Political history is relevant here. China has had an unhappy history of rule by one corrupt and tyrannical regime after another. The wuxia knight-errant stood for justice in a society where law held no sway, and the revenge motif took on moral resonance through a Confucian notion of obligation: the child owes a duty to the father, the pupil to the teacher. Wuxia plots often present a struggle between social loyalty and personal desire. Li Mu-Bai in Crouching Tiger is ready to retire from the Giang Hu world and live peacefully with his love, Shu-Lien, but first he must revenge the death of his teacher at the hands of the renegade Jade Fox. This notion of self-sacrifice is what Jen, dazzled by the idea of individual freedom, fails to understand until it is too late.

Rule Number Two: There shall be wires.

Another mini history lesson! Wuxia plots entered the Peking Opera in the 19th century, and the novels became mass literature in Shanghai shortly afterwards. With the emergence of Chinese filmmaking in the 1920s, screenwriters drew stories from martial arts plays and novels. ‘Burning of the Red Lotus Monastery’ (1928), the progenitor of the fantasy film, used flying daggers, wirework and employed over 300 martial artists. Banned in China in the 930s, in the 1950’s and 60’s Cantonese films reinvented the genre, emphasising the fantastic with warriors soaring through the air and emitting bolts of lightning from their hands (palm power). In reaction to this came the ‘new wuxia pian’ filmed in mandarin and emphasising more realistic swordplay. The warriors still possessed astonishing abilities but any disciplined fighter could acquire these through practise and study. The emphasis in Crouching Tiger is on self-control allied with natural gifts, while in House of Flying Daggers the protagonists superhuman powers seem to be innate and are taken for granted. Western audiences happy to accept elves, hobbits, Spiderman and the X-Men have been sometimes reluctant to suspend their disbelief when it comes to wuxia, though it’s no more fantastic.

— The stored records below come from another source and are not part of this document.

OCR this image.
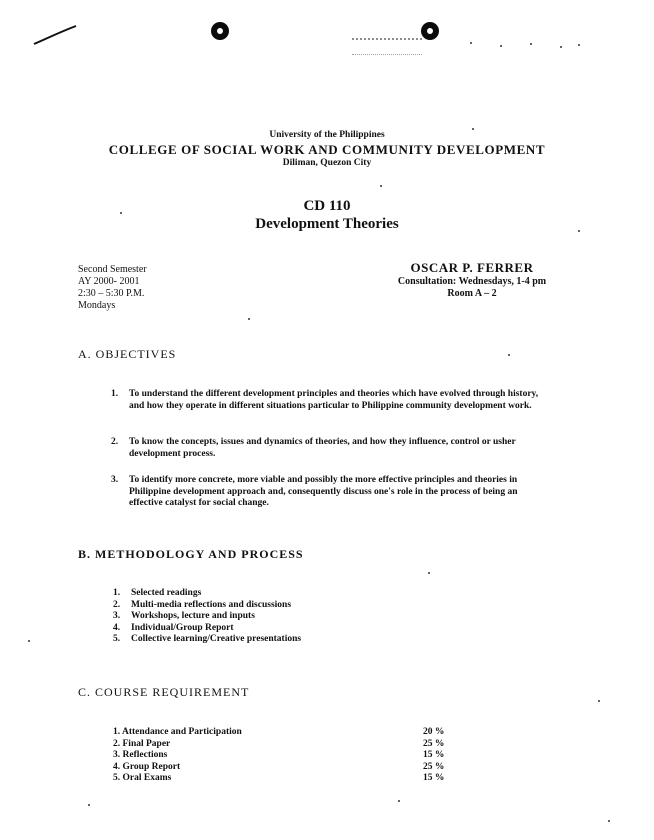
University of the Philippines
COLLEGE OF SOCIAL WORK AND COMMUNITY DEVELOPMENT
Diliman, Quezon City
CD 110
Development Theories
Second Semester
AY 2000- 2001
2:30 – 5:30 P.M.
Mondays
OSCAR P. FERRER
Consultation: Wednesdays, 1-4 pm
Room A – 2
A. OBJECTIVES
1.	To understand the different development principles and theories which have evolved through history, and how they operate in different situations particular to Philippine community development work.
2.	To know the concepts, issues and dynamics of theories, and how they influence, control or usher development process.
3.	To identify more concrete, more viable and possibly the more effective principles and theories in Philippine development approach and, consequently discuss one's role in the process of being an effective catalyst for social change.
B. METHODOLOGY AND PROCESS
1.	Selected readings
2.	Multi-media reflections and discussions
3.	Workshops, lecture and inputs
4.	Individual/Group Report
5.	Collective learning/Creative presentations
C. COURSE REQUIREMENT
1. Attendance and Participation	20 %
2. Final Paper	25 %
3. Reflections	15 %
4. Group Report	25 %
5. Oral Exams	15 %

It seems weird not to think that there was a time when we hadn’t heard of Yuen Wo-Ping, legendary choreographer and director, and the man behind the stunts in The Matrix Trilogy and Kill Bill Vols 1 and 2, as well as Crouching Tiger, Hidden Dragon and Drunken Master. His influence on the genre (as well as a million spoofs and rip-offs) cannot be overstated.

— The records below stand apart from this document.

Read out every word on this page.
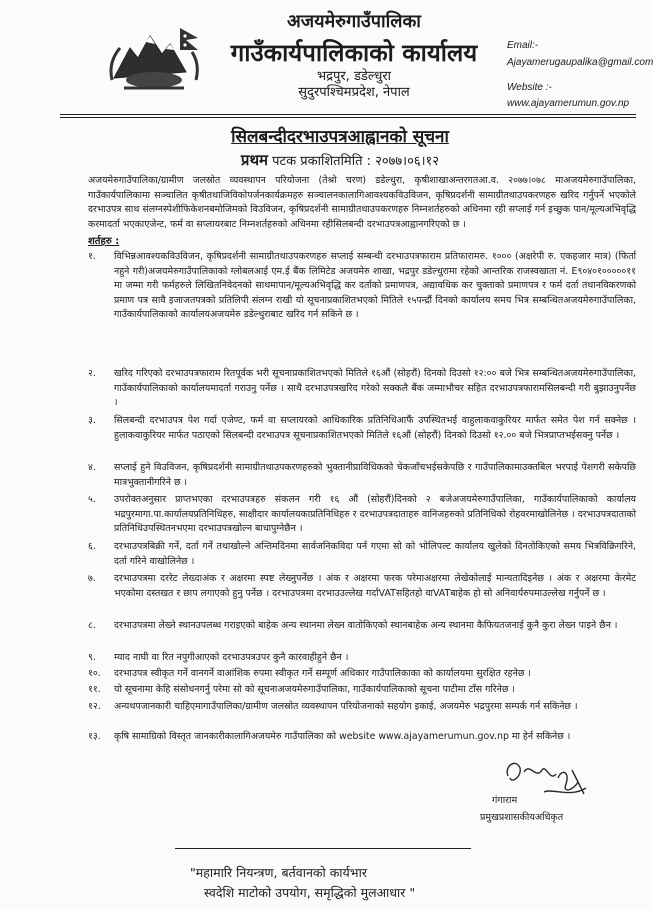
अजयमेरुगाउँपालिका
गाउँकार्यपालिकाको कार्यालय
भद्रपुर, डडेल्धुरा
सुदुरपश्चिमप्रदेश, नेपाल
Email:-
Ajayamerugaupalika@gmail.com
Website :-
www.ajayamerumun.gov.np
सिलबन्दीदरभाउपत्रआह्वानको सूचना
प्रथम पटक प्रकाशितमिति : २०७७।०६।१२

अजयमेरुगाउँपालिका/ग्रामीण जलस्रोत व्यवस्थापन परियोजना (तेश्रो चरण) डडेल्धुरा, कृषीशाखाअन्तरगतआ.व. २०७७।०७८ माअजयमेरुगाउँपालिका, गाउँकार्यपालिकामा सञ्चालित कृषीतथाजिविकोपर्जनकार्यक्रमहरु सञ्चालनकालागिआवश्यकविउविजन, कृषिप्रदर्शनी सामाग्रीतथाउपकरणहरु खरिद गर्नुपर्ने भएकोले दरभाउपत्र साथ संलग्नस्पेशीफिकेशनबमोजिमको विउविजन, कृषिप्रदर्शनी सामाग्रीतथाउपकरणहरु निम्नशर्तहरुको अधिनमा रही सप्लाई गर्न इच्छुक पान/मूल्यअभिवृद्धि करमादर्ता भएकाएजेन्ट, फर्म वा सप्लायरबाट निम्नशर्तहरुको अधिनमा रहीसिलबन्दी दरभाउपत्रआह्वानगरिएको छ ।

शर्तहरु :
१.	विभिन्नआवश्यकविउविजन, कृषिप्रदर्शनी सामाग्रीतथाउपकरणहरु सप्लाई सम्बन्धी दरभाउपत्रफाराम प्रतिफारामरु. १००० (अक्षरेपी रु. एकहजार मात्र) (फिर्ता नहुने गरी)अजयमेरुगाउँपालिकाको ग्लोबलआई एम.ई बैंक लिमिटेड अजयमेरु शाखा, भद्रपुर डडेल्धुरामा रहेको आन्तरिक राजस्वखाता नं. E९०४०१०००००११ मा जम्मा गरी फर्महरुले लिखितनिवेदनको साथमापान/मूल्यअभिवृद्धि कर दर्ताको प्रमाणपत्र, अद्यावधिक कर चुक्ताको प्रमाणपत्र र फर्म दर्ता तथानविकरणको प्रमाण पत्र सावै इजाजतपत्रको प्रतिलिपी संलग्न राखी यो सूचनाप्रकाशितभएको मितिले १५पन्द्रौं दिनको कार्यालय समय भित्र सम्बन्धितअजयमेरुगाउँपालिका, गाउँकार्यपालिकाको कार्यालयअजयमेरु डडेल्धुराबाट खरिद गर्न सकिने छ ।
२.	खरिद गरिएको दरभाउपत्रफाराम रितपूर्वक भरी सूचनाप्रकाशितभएको मितिले १६औं (सोहरौं) दिनको दिउसो १२:०० बजे भित्र सम्बन्धितअजयमेरुगाउँपालिका, गाउँकार्यपालिकाको कार्यालयमादर्ता गराउनु पर्नेछ । साथै दरभाउपत्रखरिद गरेको सक्कलै बैंक जम्माभौचर सहित दरभाउपत्रफारामसिलबन्दी गरी बुझाउनुपर्नेछ ।
३.	सिलबन्दी दरभाउपत्र पेश गर्दा एजेण्ट, फर्म वा सप्लायरको आधिकारिक प्रतिनिधिआफैं उपस्थितभई वाहुलाकवाकुरियर मार्फत समेत पेश गर्न सक्नेछ । हुलाकवाकुरियर मार्फत पठाएको सिलबन्दी दरभाउपत्र सूचनाप्रकाशितभएको मितिले १६औं (सोहरौं) दिनको दिउसो १२.०० बजे भित्रप्राप्तभईसक्नु पर्नेछ ।
४.	सप्लाई हुने विउविजन, कृषिप्रदर्शनी सामाग्रीतथाउपकरणहरुको भुक्तानीप्राविधिकको चेकजाँचभईसकेपछि र गाउँपालिकामाउक्तबिल भरपाई पेशगरी सकेपछि मात्रभुक्तानीगरिने छ ।
५.	उपरोक्तअनुसार प्राप्तभएका दरभाउपत्रहरु संकलन गरी १६ औं (सोहरौं)दिनको २ बजेअजयमेरुगाउँपालिका, गाउँकार्यपालिकाको कार्यालय भद्रपुरमागा.पा.कार्यालयप्रतिनिधिहरु, साक्षीदार कार्यालयकाप्रतिनिधिहरु र दरभाउपत्रदाताहरु वानिजहरुको प्रतिनिधिको रोहवरमाखोलिनेछ । दरभाउपत्रदाताको प्रतिनिधिउपस्थितनभएमा दरभाउपत्रखोल्न बाधापुग्नेछैन ।
६.	दरभाउपत्रबिक्री गर्ने, दर्ता गर्ने तथाखोल्ने अन्तिमदिनमा सार्वजनिकविदा पर्न गएमा सो को भोलिपल्ट कार्यालय खुलेको दिनतोकिएको समय भित्रविक्रिगरिने, दर्ता गरिने वाखोलिनेछ ।
७.	दरभाउपत्रमा दररेट लेख्दाअंक र अक्षरमा स्पष्ट लेख्नुपर्नेछ । अंक र अक्षरमा फरक परेमाअक्षरमा लेखेकोलाई मान्यतादिइनेछ । अंक र अक्षरमा केरमेट भएकोमा दस्तखत र छाप लगाएको हुनु पर्नेछ । दरभाउपत्रमा दरभाउउल्लेख गर्दाVATसहितहो वाVATबाहेक हो सो अनिवार्यरुपमाउल्लेख गर्नुपर्ने छ ।
८.	दरभाउपत्रमा लेख्ने स्थानउपलब्ध गराइएको बाहेक अन्य स्थानमा लेख्न वातोकिएको स्थानबाहेक अन्य स्थानमा कैफियतजनाई कुनै कुरा लेख्न पाइने छैन ।
९.	म्याद नाघी वा रित नपुगीआएको दरभाउपत्रउपर कुनै कारवाहीहुने छैन ।
१०.	दरभाउपत्र स्वीकृत गर्ने वानगर्ने वाआंशिक रुपमा स्वीकृत गर्ने सम्पूर्ण अधिकार गाउँपालिकाका को कार्यालयमा सुरक्षित रहनेछ ।
११.	यो सूचनामा केहि संसोधनगर्नु परेमा सो को सूचनाअजयमेरुगाउँपालिका, गाउँकार्यपालिकाको सूचना पाटीमा टाँस गरिनेछ ।
१२.	अन्यथपजानकारी चाहिएमागाउँपालिका/ग्रामीण जलस्रोत व्यवस्थापन परियोजनाको सहयोग इकाई, अजयमेरु भद्रपुरमा सम्पर्क गर्न सकिनेछ ।
१३.	कृषि सामाग्रिको विस्तृत जानकारीकालागिअजयमेरु गाउँपालिका को website www.ajayamerumun.gov.np मा हेर्न सकिनेछ ।
गंगाराम
प्रमुखप्रशासकीयअधिकृत
"महामारि नियन्त्रण, बर्तवानको कार्यभार
स्वदेशि माटोको उपयोग, समृद्धिको मुलआधार "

Rule Number Three: There can be women

Just as commoners could carry swords, there was no prohibition against women adventurers, and in fact they are central to the tradition. The films often take pleasure in contrasting their styles with men’s, and the genre has produced a number of legendary actresses: Cheng Pei Pei, known as the Queen of wuxia pian; Brigitte Lin; Maggie Cheung; Michelle Yeoh, and, of course, Zhang Ziyi.

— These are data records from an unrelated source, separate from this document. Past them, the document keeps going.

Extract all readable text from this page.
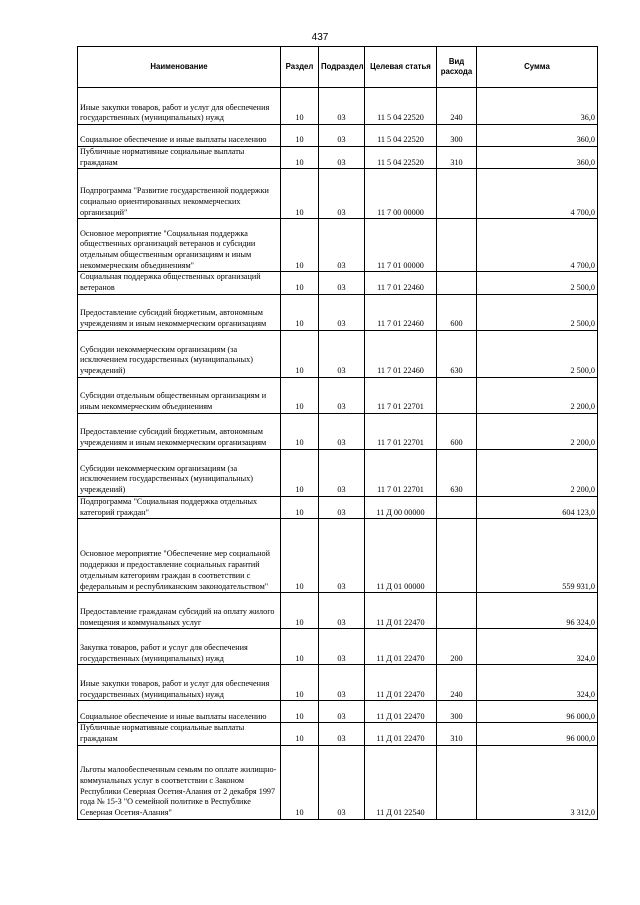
437
Наименование	Раздел	Подраздел	Целевая статья	Вид расхода	Сумма
Иные закупки товаров, работ и услуг для обеспечения государственных (муниципальных) нужд	10	03	11 5 04 22520	240	36,0
Социальное обеспечение и иные выплаты населению	10	03	11 5 04 22520	300	360,0
Публичные нормативные социальные выплаты гражданам	10	03	11 5 04 22520	310	360,0
Подпрограмма "Развитие государственной поддержки социально ориентированных некоммерческих организаций"	10	03	11 7 00 00000		4 700,0
Основное мероприятие "Социальная поддержка общественных организаций ветеранов и субсидии отдельным общественным организациям и иным некоммерческим объединениям"	10	03	11 7 01 00000		4 700,0
Социальная поддержка общественных организаций ветеранов	10	03	11 7 01 22460		2 500,0
Предоставление субсидий бюджетным, автономным учреждениям и иным некоммерческим организациям	10	03	11 7 01 22460	600	2 500,0
Субсидии некоммерческим организациям (за исключением государственных (муниципальных) учреждений)	10	03	11 7 01 22460	630	2 500,0
Субсидии отдельным общественным организациям и иным некоммерческим объединениям	10	03	11 7 01 22701		2 200,0
Предоставление субсидий бюджетным, автономным учреждениям и иным некоммерческим организациям	10	03	11 7 01 22701	600	2 200,0
Субсидии некоммерческим организациям (за исключением государственных (муниципальных) учреждений)	10	03	11 7 01 22701	630	2 200,0
Подпрограмма "Социальная поддержка отдельных категорий граждан"	10	03	11 Д 00 00000		604 123,0
Основное мероприятие "Обеспечение мер социальной поддержки и предоставление социальных гарантий отдельным категориям граждан в соответствии с федеральным и республиканским законодательством"	10	03	11 Д 01 00000		559 931,0
Предоставление гражданам субсидий на оплату жилого помещения и коммунальных услуг	10	03	11 Д 01 22470		96 324,0
Закупка товаров, работ и услуг для обеспечения государственных (муниципальных) нужд	10	03	11 Д 01 22470	200	324,0
Иные закупки товаров, работ и услуг для обеспечения государственных (муниципальных) нужд	10	03	11 Д 01 22470	240	324,0
Социальное обеспечение и иные выплаты населению	10	03	11 Д 01 22470	300	96 000,0
Публичные нормативные социальные выплаты гражданам	10	03	11 Д 01 22470	310	96 000,0
Льготы малообеспеченным семьям по оплате жилищно-коммунальных услуг в соответствии с Законом Республики Северная Осетия-Алания от 2 декабря 1997 года № 15-З "О семейной политике в Республике Северная Осетия-Алания"	10	03	11 Д 01 22540		3 312,0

Ang Lee commented, discussing CTHD, that ‘Women do a lot of the things men do in this genre. They embrace the Tao, they take the duels. The women are gutsy and they make decisions, one way or another.’ Western audiences have been surprised that women are so central to the genre. The Wudan tradition, as opposed to Kung Fu/Shaolin martial arts, is about finding internal strength and centredness, rather than an explosive, raw action. The fight scenes in CTHD, Hero, and House of Flying Daggers are beautiful, balletic, and violent. There is no question that Jen is not as formidable a fighter as Li Mui-Bai, or that Mei can’t hold her own again Jin.

Rule Number Four: There shall be a fight in a bamboo forest

A Touch of Zen (1971) by King Hu introduced perhaps the most famous, and certainly most imitated scene in wuxia, with a fight unfolding in a quiet bamboo grove. Hu bought the energy and finesse of classical Chinese theatre to the martial arts movies, lingering on breathtaking landscapes and treating swordfights as airborne ballets. His influence on directors like Lee and Zhang Yimou is obvious. Yimou embraces this legacy most particularly in House of Flying Daggers, which he calls a tribute to wuxia.

Zhang was most worried about the bamboo forest – he had to include it, but wondered how to make it his own. His answer was to shoot the scene on two levels, with the enemy attacking from above while the lovers remained on the ground.